Verwenden Sie für Schnittmaßnahmen ausschließlich saubere, scharfe Baumscheren oder Sägen. Lichten Sie die Kronen aus und entfernen Sie totes oder krankes Holz, geknickte und verletzte Äste sowie einander kreuzende Triebe und steil nach oben wachsende Wasserschosse. Im Zweifelsfall schneiden Sie älteren Ast ab, da junge Triebe im Alter von bis zu drei Jahren mehr Früchte tragen.

Halten Sie Schnittwunden so klein wie möglich und schneiden Sie gerade, um eine schnelle Heilung zu fördern. Größere Wunden können mit Baumharz behandelt werden, damit weder Keime noch Schmutz eindringen können.

Verjüngungsschnitte

Alternativ zur jährlichen Auslichtung können Sie etwa alle fünf Jahre einen Verjüngungsschnitt durchführen. Dieser ist sinnvoll, wenn die Erträge deutlich abgenommen haben. Dazu schneidet man kurz nach der Ernte alle überhängenden Äste ab. Wählen Sie Schnittstellen knapp vor gesunden, jungen Trieben und lassen Sie Aststummel von 10 bis 20 Zentimetern Länge stehen.

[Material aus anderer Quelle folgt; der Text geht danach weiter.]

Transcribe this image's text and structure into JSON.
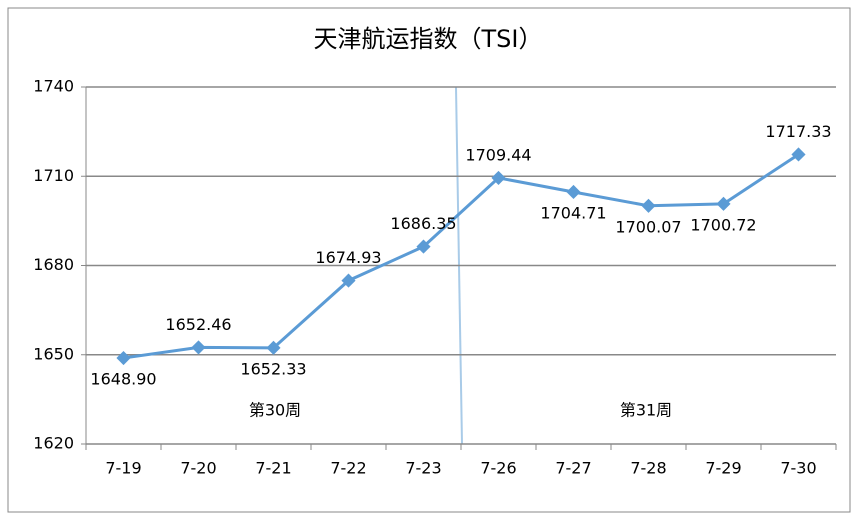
{
  "chart_data": {
    "type": "line",
    "title": "天津航运指数（TSI）",
    "categories": [
      "7-19",
      "7-20",
      "7-21",
      "7-22",
      "7-23",
      "7-26",
      "7-27",
      "7-28",
      "7-29",
      "7-30"
    ],
    "values": [
      1648.9,
      1652.46,
      1652.33,
      1674.93,
      1686.35,
      1709.44,
      1704.71,
      1700.07,
      1700.72,
      1717.33
    ],
    "value_labels": [
      "1648.90",
      "1652.46",
      "1652.33",
      "1674.93",
      "1686.35",
      "1709.44",
      "1704.71",
      "1700.07",
      "1700.72",
      "1717.33"
    ],
    "color": "#5b9bd5",
    "ylim": [
      1620,
      1740
    ],
    "yticks": [
      1620,
      1650,
      1680,
      1710,
      1740
    ],
    "grid": true,
    "annotations": [
      "第30周",
      "第31周"
    ]
  }
}
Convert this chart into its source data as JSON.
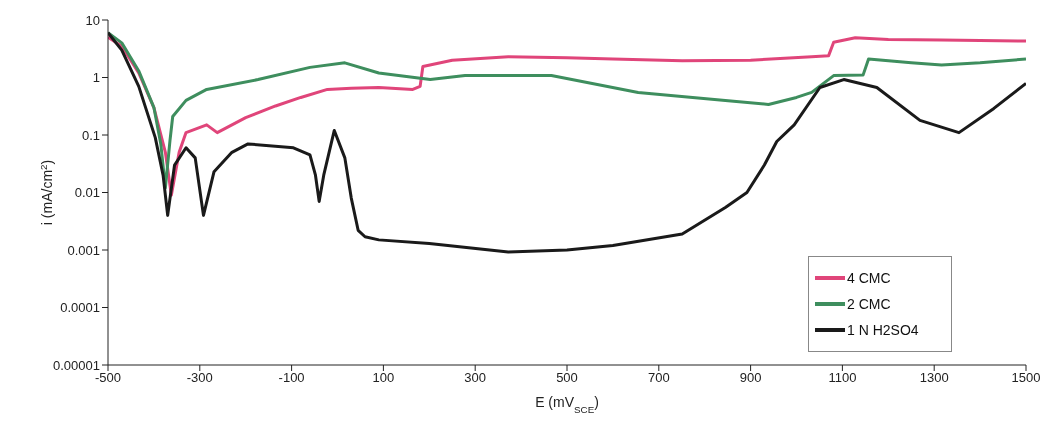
{
  "chart_data": {
    "type": "line",
    "xlabel": "E (mV$_{SCE}$)",
    "ylabel": "i (mA/cm$^{2}$)",
    "log": "y",
    "xlim": [
      -500,
      1500
    ],
    "xticks": [
      -500,
      -300,
      -100,
      100,
      300,
      500,
      700,
      900,
      1100,
      1300,
      1500
    ],
    "ylim": [
      1e-05,
      10
    ],
    "yticks": [
      {
        "value": 1e-05,
        "label": "0.00001"
      },
      0.0001,
      0.001,
      0.01,
      0.1,
      1,
      10
    ],
    "grid": false,
    "legend": "bottom right",
    "marker": "none",
    "line_style": "solid",
    "series": [
      {
        "name": "4 CMC",
        "color": "#e0457a",
        "x": [
          -500,
          -470,
          -433,
          -400,
          -375,
          -362,
          -345,
          -330,
          -285,
          -262,
          -200,
          -135,
          -80,
          -22,
          30,
          90,
          164,
          180,
          186,
          250,
          372,
          500,
          600,
          751,
          900,
          1033,
          1070,
          1081,
          1128,
          1200,
          1316,
          1400,
          1500
        ],
        "values": [
          5,
          3.5,
          1.2,
          0.3,
          0.05,
          0.009,
          0.05,
          0.11,
          0.15,
          0.11,
          0.2,
          0.32,
          0.45,
          0.62,
          0.65,
          0.67,
          0.62,
          0.7,
          1.55,
          2,
          2.3,
          2.2,
          2.1,
          1.95,
          2,
          2.3,
          2.4,
          4.1,
          4.9,
          4.6,
          4.5,
          4.4,
          4.3
        ]
      },
      {
        "name": "2 CMC",
        "color": "#3e8e5e",
        "x": [
          -500,
          -470,
          -433,
          -400,
          -385,
          -375,
          -365,
          -359,
          -330,
          -285,
          -173,
          -60,
          16,
          90,
          202,
          278,
          466,
          655,
          845,
          939,
          1000,
          1033,
          1081,
          1145,
          1157,
          1250,
          1316,
          1400,
          1500
        ],
        "values": [
          6,
          4,
          1.3,
          0.3,
          0.07,
          0.012,
          0.08,
          0.21,
          0.4,
          0.62,
          0.92,
          1.5,
          1.8,
          1.2,
          0.92,
          1.08,
          1.08,
          0.55,
          0.4,
          0.34,
          0.45,
          0.55,
          1.08,
          1.1,
          2.1,
          1.8,
          1.65,
          1.8,
          2.1
        ]
      },
      {
        "name": "1 N H2SO4",
        "color": "#1a1a1a",
        "x": [
          -500,
          -470,
          -433,
          -397,
          -380,
          -370,
          -355,
          -330,
          -310,
          -292,
          -269,
          -230,
          -195,
          -96,
          -60,
          -48,
          -40,
          -30,
          -7,
          16,
          30,
          45,
          60,
          90,
          200,
          372,
          500,
          600,
          751,
          845,
          892,
          930,
          957,
          995,
          1051,
          1103,
          1175,
          1269,
          1354,
          1430,
          1500
        ],
        "values": [
          6,
          3,
          0.7,
          0.09,
          0.02,
          0.004,
          0.03,
          0.06,
          0.04,
          0.004,
          0.023,
          0.05,
          0.07,
          0.06,
          0.045,
          0.02,
          0.007,
          0.02,
          0.12,
          0.04,
          0.008,
          0.0022,
          0.0017,
          0.0015,
          0.0013,
          0.00092,
          0.001,
          0.0012,
          0.0019,
          0.0055,
          0.01,
          0.03,
          0.077,
          0.15,
          0.67,
          0.92,
          0.67,
          0.18,
          0.11,
          0.29,
          0.79
        ]
      }
    ]
  }
}
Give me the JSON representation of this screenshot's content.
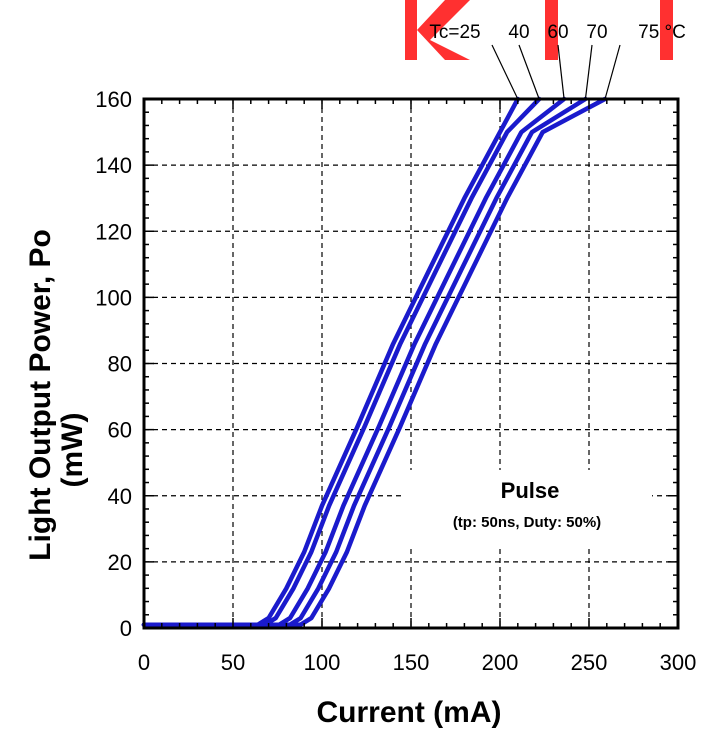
{
  "chart_data": {
    "type": "line",
    "title": "",
    "xlabel": "Current (mA)",
    "ylabel": "Light Output Power, Po (mW)",
    "ylabel_lines": [
      "Light Output Power, Po",
      "(mW)"
    ],
    "xlim": [
      0,
      300
    ],
    "ylim": [
      0,
      160
    ],
    "xticks": [
      0,
      50,
      100,
      150,
      200,
      250,
      300
    ],
    "yticks": [
      0,
      20,
      40,
      60,
      80,
      100,
      120,
      140,
      160
    ],
    "grid": true,
    "temperature_labels": [
      "Tc=25",
      "40",
      "60",
      "70",
      "75 °C"
    ],
    "annotation": {
      "title": "Pulse",
      "subtitle": "(tp: 50ns, Duty: 50%)"
    },
    "series": [
      {
        "x": [
          0,
          64,
          70,
          80,
          90,
          100,
          120,
          140,
          160,
          180,
          200,
          210
        ],
        "y": [
          1,
          1,
          3,
          12,
          23,
          37,
          61,
          86,
          108,
          130,
          150,
          160
        ]
      },
      {
        "x": [
          0,
          68,
          74,
          84,
          94,
          104,
          124,
          144,
          164,
          184,
          204,
          222
        ],
        "y": [
          1,
          1,
          3,
          12,
          23,
          37,
          61,
          86,
          108,
          130,
          150,
          160
        ]
      },
      {
        "x": [
          0,
          76,
          82,
          92,
          102,
          112,
          132,
          152,
          172,
          192,
          212,
          236
        ],
        "y": [
          1,
          1,
          3,
          12,
          23,
          37,
          61,
          86,
          108,
          130,
          150,
          160
        ]
      },
      {
        "x": [
          0,
          82,
          88,
          98,
          108,
          118,
          138,
          158,
          178,
          198,
          218,
          248
        ],
        "y": [
          1,
          1,
          3,
          12,
          23,
          37,
          61,
          86,
          108,
          130,
          150,
          160
        ]
      },
      {
        "x": [
          0,
          88,
          94,
          104,
          114,
          124,
          144,
          164,
          184,
          204,
          224,
          259
        ],
        "y": [
          1,
          1,
          3,
          12,
          23,
          37,
          61,
          86,
          108,
          130,
          150,
          160
        ]
      }
    ],
    "colors": {
      "series": "#1a1acc",
      "watermark": "#ff3030"
    }
  }
}
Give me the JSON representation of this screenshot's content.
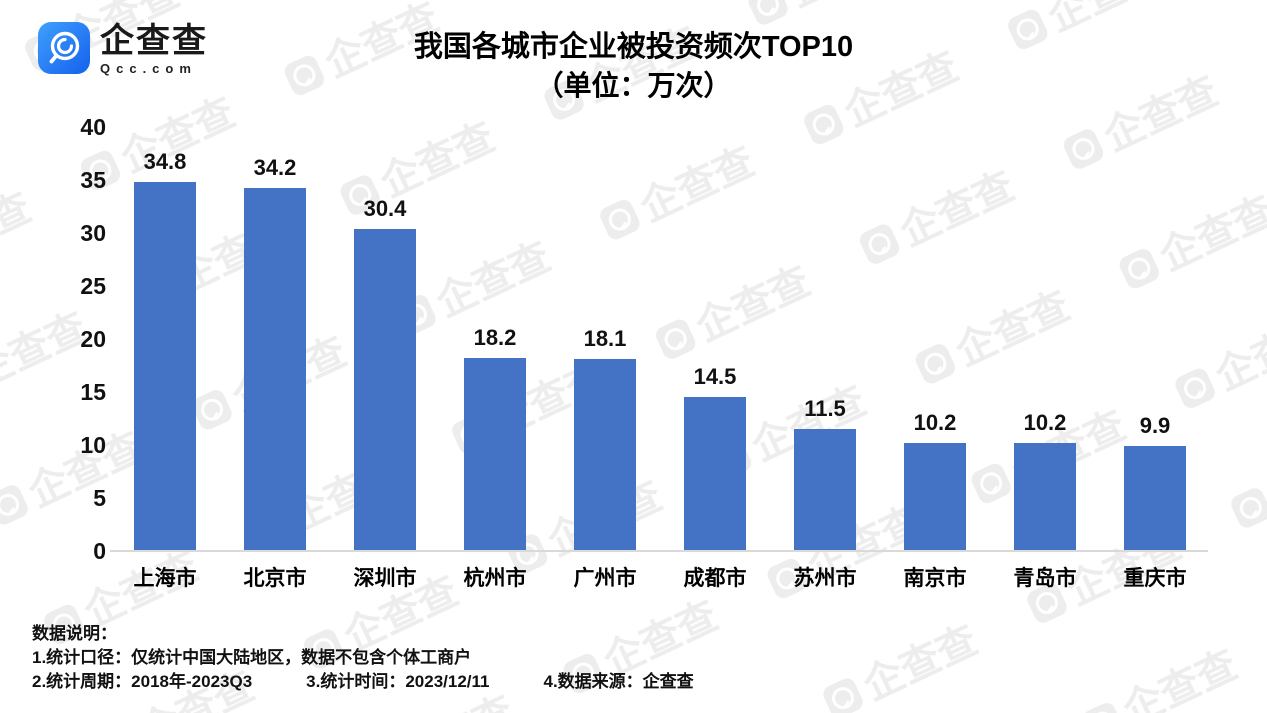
{
  "brand": {
    "name": "企查查",
    "domain": "Qcc.com",
    "logo_icon": "qcc-magnifier-logo",
    "logo_gradient": [
      "#3fa0fc",
      "#1560ee"
    ]
  },
  "title": {
    "line1": "我国各城市企业被投资频次TOP10",
    "line2": "（单位：万次）"
  },
  "chart_data": {
    "type": "bar",
    "title": "我国各城市企业被投资频次TOP10（单位：万次）",
    "categories": [
      "上海市",
      "北京市",
      "深圳市",
      "杭州市",
      "广州市",
      "成都市",
      "苏州市",
      "南京市",
      "青岛市",
      "重庆市"
    ],
    "values": [
      34.8,
      34.2,
      30.4,
      18.2,
      18.1,
      14.5,
      11.5,
      10.2,
      10.2,
      9.9
    ],
    "xlabel": "",
    "ylabel": "",
    "ylim": [
      0,
      40
    ],
    "yticks": [
      0,
      5,
      10,
      15,
      20,
      25,
      30,
      35,
      40
    ],
    "bar_color": "#4472C4",
    "axis_line_color": "#d9d9d9",
    "grid": false,
    "legend": "none",
    "value_labels": true
  },
  "footer": {
    "heading": "数据说明：",
    "line1": "1.统计口径：仅统计中国大陆地区，数据不包含个体工商户",
    "line2_parts": [
      "2.统计周期：2018年-2023Q3",
      "3.统计时间：2023/12/11",
      "4.数据来源：企查查"
    ]
  },
  "watermark": {
    "text": "企查查",
    "color": "#ededed"
  }
}
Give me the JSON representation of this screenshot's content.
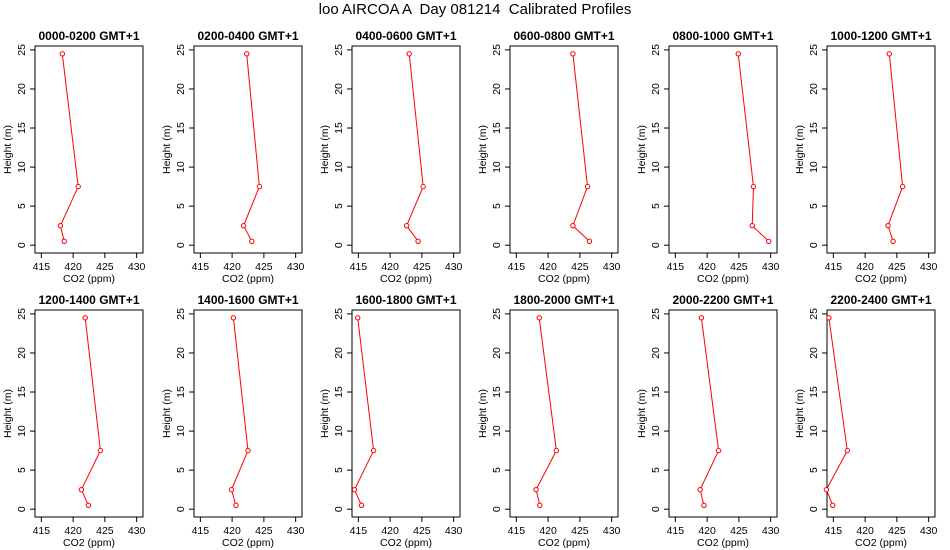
{
  "page": {
    "title": "loo AIRCOA A  Day 081214  Calibrated Profiles"
  },
  "colors": {
    "series": "#ff0000",
    "axes": "#000000",
    "background": "#ffffff"
  },
  "chart_data": {
    "type": "line",
    "layout": "2x6 small multiples",
    "xlabel": "CO2 (ppm)",
    "ylabel": "Height (m)",
    "xlim": [
      414,
      431
    ],
    "ylim": [
      -1,
      25.5
    ],
    "xticks": [
      415,
      420,
      425,
      430
    ],
    "yticks": [
      0,
      5,
      10,
      15,
      20,
      25
    ],
    "heights": [
      24.5,
      7.5,
      2.5,
      0.5
    ],
    "marker": "open-circle",
    "grid": false,
    "panels": [
      {
        "title": "0000-0200 GMT+1",
        "co2": [
          418.3,
          420.8,
          418.0,
          418.6
        ]
      },
      {
        "title": "0200-0400 GMT+1",
        "co2": [
          422.3,
          424.3,
          421.8,
          423.1
        ]
      },
      {
        "title": "0400-0600 GMT+1",
        "co2": [
          423.0,
          425.2,
          422.6,
          424.4
        ]
      },
      {
        "title": "0600-0800 GMT+1",
        "co2": [
          423.9,
          426.2,
          423.9,
          426.5
        ]
      },
      {
        "title": "0800-1000 GMT+1",
        "co2": [
          424.9,
          427.3,
          427.1,
          429.7
        ]
      },
      {
        "title": "1000-1200 GMT+1",
        "co2": [
          423.8,
          425.9,
          423.6,
          424.4
        ]
      },
      {
        "title": "1200-1400 GMT+1",
        "co2": [
          421.9,
          424.3,
          421.3,
          422.4
        ]
      },
      {
        "title": "1400-1600 GMT+1",
        "co2": [
          420.2,
          422.5,
          419.9,
          420.6
        ]
      },
      {
        "title": "1600-1800 GMT+1",
        "co2": [
          414.9,
          417.4,
          414.4,
          415.5
        ]
      },
      {
        "title": "1800-2000 GMT+1",
        "co2": [
          418.6,
          421.3,
          418.1,
          418.7
        ]
      },
      {
        "title": "2000-2200 GMT+1",
        "co2": [
          419.1,
          421.8,
          418.9,
          419.5
        ]
      },
      {
        "title": "2200-2400 GMT+1",
        "co2": [
          414.3,
          417.2,
          413.9,
          414.9
        ]
      }
    ]
  }
}
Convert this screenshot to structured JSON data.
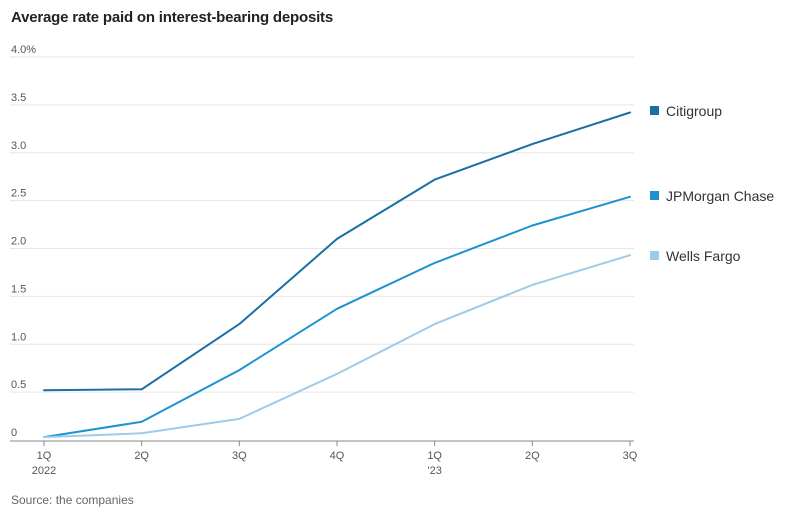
{
  "chart_data": {
    "type": "line",
    "title": "Average rate paid on interest-bearing deposits",
    "source": "Source: the companies",
    "categories": [
      "1Q",
      "2Q",
      "3Q",
      "4Q",
      "1Q",
      "2Q",
      "3Q"
    ],
    "category_sublabels": [
      "2022",
      "",
      "",
      "",
      "'23",
      "",
      ""
    ],
    "ylim": [
      0,
      4.0
    ],
    "yticks": [
      0,
      0.5,
      1.0,
      1.5,
      2.0,
      2.5,
      3.0,
      3.5,
      4.0
    ],
    "ytick_labels": [
      "0",
      "0.5",
      "1.0",
      "1.5",
      "2.0",
      "2.5",
      "3.0",
      "3.5",
      "4.0%"
    ],
    "grid": true,
    "legend_placement": "right",
    "series": [
      {
        "name": "Citigroup",
        "color": "#1a6fa3",
        "values": [
          0.52,
          0.53,
          1.21,
          2.1,
          2.72,
          3.09,
          3.42
        ]
      },
      {
        "name": "JPMorgan Chase",
        "color": "#1c93cf",
        "values": [
          0.03,
          0.19,
          0.73,
          1.37,
          1.85,
          2.24,
          2.54
        ]
      },
      {
        "name": "Wells Fargo",
        "color": "#9fcbe8",
        "values": [
          0.03,
          0.07,
          0.22,
          0.69,
          1.21,
          1.62,
          1.93
        ]
      }
    ]
  }
}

Warten Sie zwei Jahre, bis die Stummel vollständig vertrocknet sind und entfernen Sie sie.

Expertentipp

Im Alter entwickeln Pflaumenbäume oft rissige Rinde, an der sich Flechten und Moose festsetzen. Diese Bereiche bieten einen guten Angriffspunkt für Schädlinge, die durch die Rinde eindringen. Reinigen Sie die betroffenen Stellen gründlich mit einer Drahtbürste, entfernen Sie lose Rindenstücke und decken Sie die Bereiche anschließend mit Baumfarbe ab.